Ademais, a Política em análise traz um rol de objetivos e princípios a serem efetivamente seguidos pelos consumidores, fornecedores e pelo Estado. Obedecidos seus ditames, estar-se-á construindo um mecanismo ágil e humano de proteção ao vulnerável. Sendo tal política respeitada e salvaguardada pela sociedade, a ordem econômica – incluídos neste contexto consumidor e fornecedor – estará protegida. Com efeito, esta Política Nacional pode ser considerada como uma verdadeira filosofia de ação para a harmonização das relações de consumo.
Eduardo C. B. Bittar enumera as características extraídas da Política de Consumo:
"Assim, sistematicamente, a ideologia de uma política nacional de consumo envolve:
a)uma política nacional de desenvolvimento;
b)uma política nacional de proteção ao consumidor;
c)uma política nacional de incentivo ao respeito dos direitos fundamentais;
d)uma política nacional de cultura (empresarial e consumerista) do consumo;
e)uma política nacional de estudos, informação e divulgação de dados do setor;
f)uma política nacional de fiscalização e efetivação de direitos neste setor". [7]
Pode-se afirmar, sem sombra de dúvidas, que a Política Nacional das Relações de Consumo, é uma norma – objetivo [8], tendo como finalidade última a harmonização entre fornecedor e consumidor, com a conseqüente satisfação coletiva e bem-estar social.
São elementos componentes das relações de consumo: os produtos e serviços, o consumidor e o fornecedor. Estes últimos - consumidor e fornecedor - devem estar em situação de equilíbrio numa relação de consumo. Para tanto, o Estado interfere através de uma Política Pública eficaz (Política de Consumo) e, por conta desta interferência, o mercado cresce.

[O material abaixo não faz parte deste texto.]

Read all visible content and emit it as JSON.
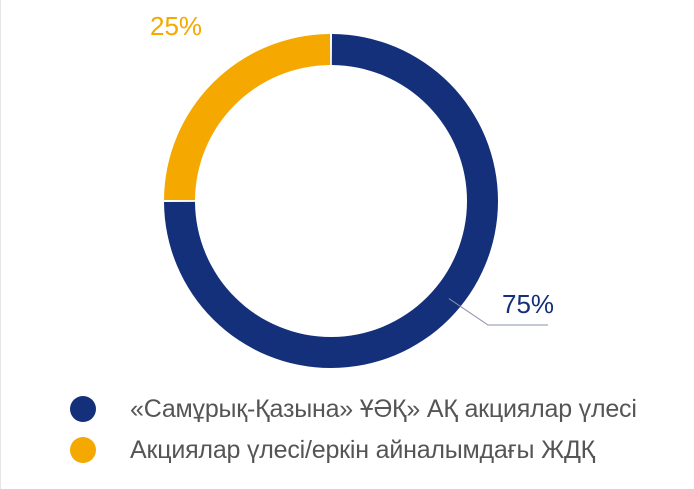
{
  "chart_data": {
    "type": "pie",
    "donut": true,
    "categories": [
      "«Самұрық-Қазына» ҰӘҚ» АҚ акциялар үлесі",
      "Акциялар үлесі/еркін айналымдағы ЖДҚ"
    ],
    "values": [
      75,
      25
    ],
    "value_labels": [
      "75%",
      "25%"
    ],
    "colors": [
      "#15307a",
      "#f5a800"
    ],
    "legend_position": "bottom-left"
  }
}
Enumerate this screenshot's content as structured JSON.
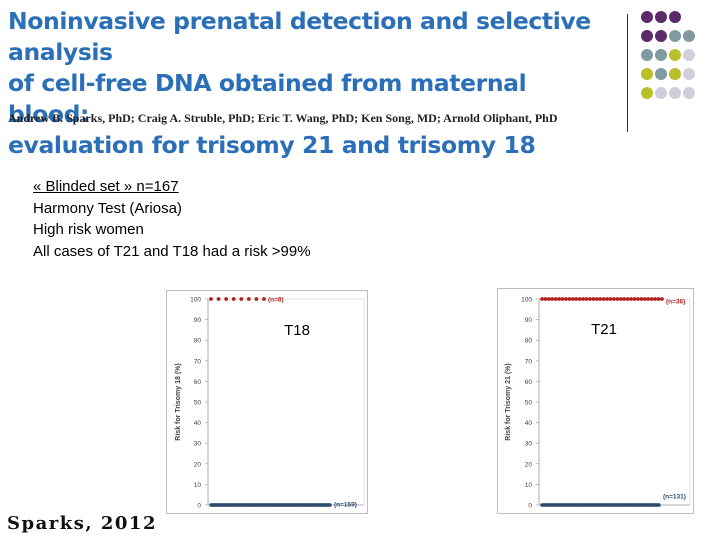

Uma Política Nacional deve refletir as perspectivas econômicas e sociais, sendo pré-estabelecidas com intuito de servir como parâmetro a ser perseguido por uma determinada sociedade, em determinada época. Desta forma, referida política deve ser elaborada a partir de um conhecimento prévio da Política Econômica em que se insere toda a sociedade.
Sob este aspecto, importante será estabelecer os anseios da sociedade consumidora que clama, dia-a-dia, por melhores e maiores satisfações pessoais advindas do mercado de consumo.

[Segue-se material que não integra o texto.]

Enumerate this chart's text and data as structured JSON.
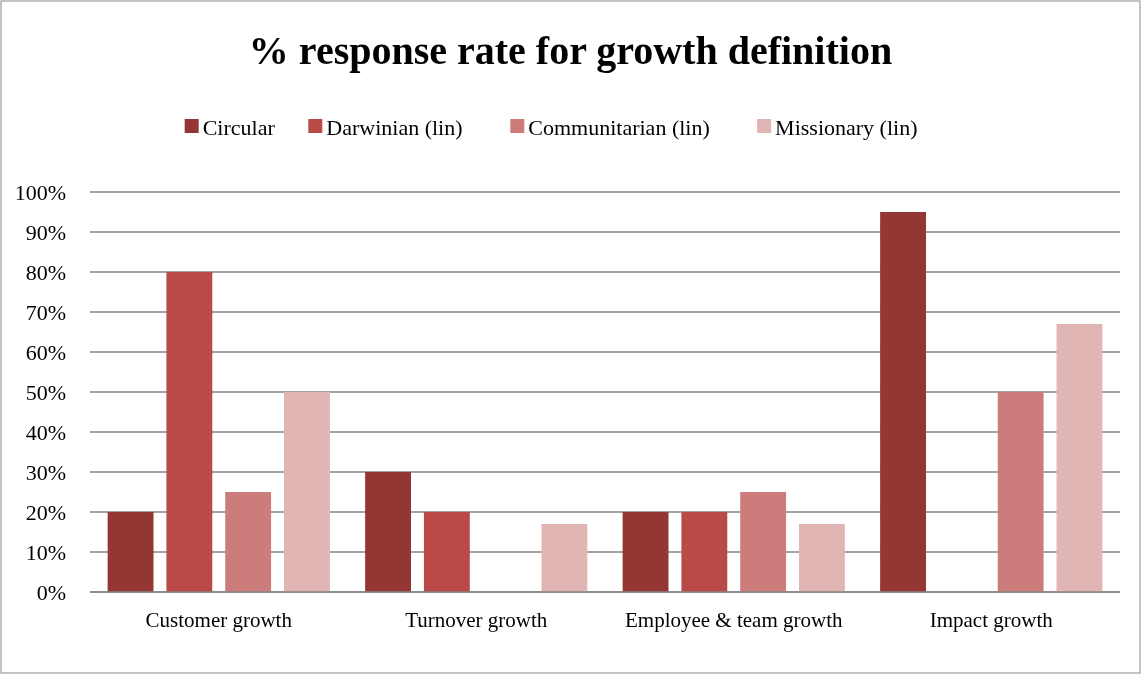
{
  "chart_data": {
    "type": "bar",
    "title": "% response rate for growth definition",
    "categories": [
      "Customer growth",
      "Turnover growth",
      "Employee & team growth",
      "Impact growth"
    ],
    "series": [
      {
        "name": "Circular",
        "color": "#943634",
        "values": [
          20,
          30,
          20,
          95
        ]
      },
      {
        "name": "Darwinian (lin)",
        "color": "#b94a48",
        "values": [
          80,
          20,
          20,
          0
        ]
      },
      {
        "name": "Communitarian (lin)",
        "color": "#cc7c7a",
        "values": [
          25,
          0,
          25,
          50
        ]
      },
      {
        "name": "Missionary (lin)",
        "color": "#e0b5b4",
        "values": [
          50,
          17,
          17,
          67
        ]
      }
    ],
    "ylim": [
      0,
      100
    ],
    "yticks": [
      {
        "value": 0,
        "label": "0%"
      },
      {
        "value": 10,
        "label": "10%"
      },
      {
        "value": 20,
        "label": "20%"
      },
      {
        "value": 30,
        "label": "30%"
      },
      {
        "value": 40,
        "label": "40%"
      },
      {
        "value": 50,
        "label": "50%"
      },
      {
        "value": 60,
        "label": "60%"
      },
      {
        "value": 70,
        "label": "70%"
      },
      {
        "value": 80,
        "label": "80%"
      },
      {
        "value": 90,
        "label": "90%"
      },
      {
        "value": 100,
        "label": "100%"
      }
    ],
    "grid": "y",
    "legend": "top"
  }
}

Conforme nos ensina Cristiane Denari [9], existem instrumentos objetivos e subjetivos de acesso dos indivíduos aos objetos da produção. Nesta esfera, surgem:
a)Instrumentos Objetivos:
São criados pelo modo de produzir e consumir, viabilizando, por conseguinte, as trocas no mercado. Podem ser de dois aspectos:
-Jurídicos: simbolizam regras previamente estabelecidas a que os consumidores estão sujeitos. São a propriedade privada e o contrato;
-Econômicos: relacionados à troca ou à contraprestação, em que ocorre a entrega da mercadoria, mediante pagamento de determinada quantia em dinheiro. Os fatores econômicos estão relacionados ao dinheiro ou à disponibilidade financeira.

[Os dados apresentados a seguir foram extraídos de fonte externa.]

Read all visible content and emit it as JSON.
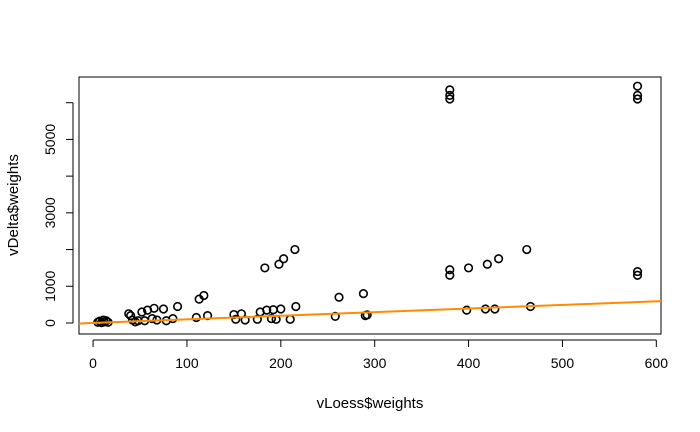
{
  "chart_data": {
    "type": "scatter",
    "title": "",
    "xlabel": "vLoess$weights",
    "ylabel": "vDelta$weights",
    "xlim": [
      -15,
      605
    ],
    "ylim": [
      -300,
      6700
    ],
    "x_ticks": [
      0,
      100,
      200,
      300,
      400,
      500,
      600
    ],
    "x_tick_labels": [
      "0",
      "100",
      "200",
      "300",
      "400",
      "500",
      "600"
    ],
    "y_ticks": [
      0,
      1000,
      2000,
      3000,
      4000,
      5000,
      6000
    ],
    "y_tick_labels": [
      "0",
      "1000",
      "",
      "3000",
      "",
      "5000",
      ""
    ],
    "grid": false,
    "legend": "none",
    "point_color": "#000000",
    "line_color": "#FF8C00",
    "points": [
      [
        5,
        20
      ],
      [
        7,
        50
      ],
      [
        9,
        10
      ],
      [
        11,
        80
      ],
      [
        12,
        30
      ],
      [
        14,
        60
      ],
      [
        16,
        20
      ],
      [
        38,
        250
      ],
      [
        40,
        200
      ],
      [
        42,
        80
      ],
      [
        45,
        30
      ],
      [
        48,
        60
      ],
      [
        52,
        300
      ],
      [
        55,
        60
      ],
      [
        58,
        350
      ],
      [
        63,
        120
      ],
      [
        65,
        400
      ],
      [
        68,
        80
      ],
      [
        75,
        380
      ],
      [
        78,
        60
      ],
      [
        85,
        120
      ],
      [
        90,
        450
      ],
      [
        110,
        150
      ],
      [
        113,
        650
      ],
      [
        118,
        750
      ],
      [
        122,
        200
      ],
      [
        150,
        230
      ],
      [
        152,
        100
      ],
      [
        158,
        250
      ],
      [
        162,
        80
      ],
      [
        175,
        100
      ],
      [
        178,
        300
      ],
      [
        183,
        1500
      ],
      [
        185,
        350
      ],
      [
        190,
        120
      ],
      [
        192,
        360
      ],
      [
        195,
        100
      ],
      [
        198,
        1600
      ],
      [
        200,
        380
      ],
      [
        203,
        1750
      ],
      [
        210,
        100
      ],
      [
        215,
        2000
      ],
      [
        216,
        450
      ],
      [
        258,
        180
      ],
      [
        262,
        700
      ],
      [
        288,
        800
      ],
      [
        290,
        200
      ],
      [
        292,
        220
      ],
      [
        380,
        1300
      ],
      [
        380,
        1450
      ],
      [
        380,
        6100
      ],
      [
        380,
        6200
      ],
      [
        380,
        6350
      ],
      [
        398,
        350
      ],
      [
        400,
        1500
      ],
      [
        418,
        380
      ],
      [
        420,
        1600
      ],
      [
        428,
        380
      ],
      [
        432,
        1750
      ],
      [
        462,
        2000
      ],
      [
        466,
        450
      ],
      [
        580,
        1300
      ],
      [
        580,
        1400
      ],
      [
        580,
        6100
      ],
      [
        580,
        6200
      ],
      [
        580,
        6450
      ]
    ],
    "fit_line": [
      [
        -15,
        -14
      ],
      [
        605,
        595
      ]
    ]
  }
}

b)Instrumentos Subjetivos:
Referem-se à liberdade de escolha pelo consumidor, é ele quem detém a livre iniciativa na busca pelas mercadorias que lhe proporcionam satisfação pessoal.
Não interessa ao mercado de consumo a existência do instrumento objetivo, sem que exista o subjetivo e vice-versa. Um consumidor não adquire bens e serviços, sem que tenha o elemento objetivo (caracterizado pela possibilidade econômica de comprar). Da mesma forma, em não havendo a satisfação pessoal (elemento subjetivo), não haverá relação de consumo. Tal fato se dá porque o mercado de consumo existe para proporcionar ao consumidor a possibilidade de satisfazer necessidades individuais, associadas ao menor custo possível.
Diante disso, para que haja uma relação de consumo realizada conforme os ditames legais, é preciso constatar-se a existência de instrumentos objetivos e subjetivos de acesso dos sujeitos aos objetos da produção. Na falta de qualquer deles, haverá um vício muitas vezes passível de nulificar a relação de consumo.
Visualizando desta maneira, a Política de Consumo tem objetivos primordiais a serem seguidos, sendo necessário analisar a existência ou não dos instrumentos objetivo e subjetivo nas relações de consumo, para que nenhum integrante destas relações – especialmente os consumidores – sejam prejudicados.
Neste contexto, a existência da boa-fé objetiva será um fator determinante.
7– Princípio da Boa-fé contratual
7.1.– Noção Geral
O artigo 4.º do Código de Defesa do Consumidor traça as diretrizes da Política Nacional das Relações de Consumo, tendo por objetivos: o atendimento das necessidades dos consumidores, o respeito a sua dignidade, saúde, segurança, a proteção de seus interesses econômicos, a melhoria da sua qualidade de vida, bem como a transparência e harmonia das relações de consumo, atendidos os princípios da boa-fé e do equilíbrio nas relações entre consumidores e fornecedores, dentre outros.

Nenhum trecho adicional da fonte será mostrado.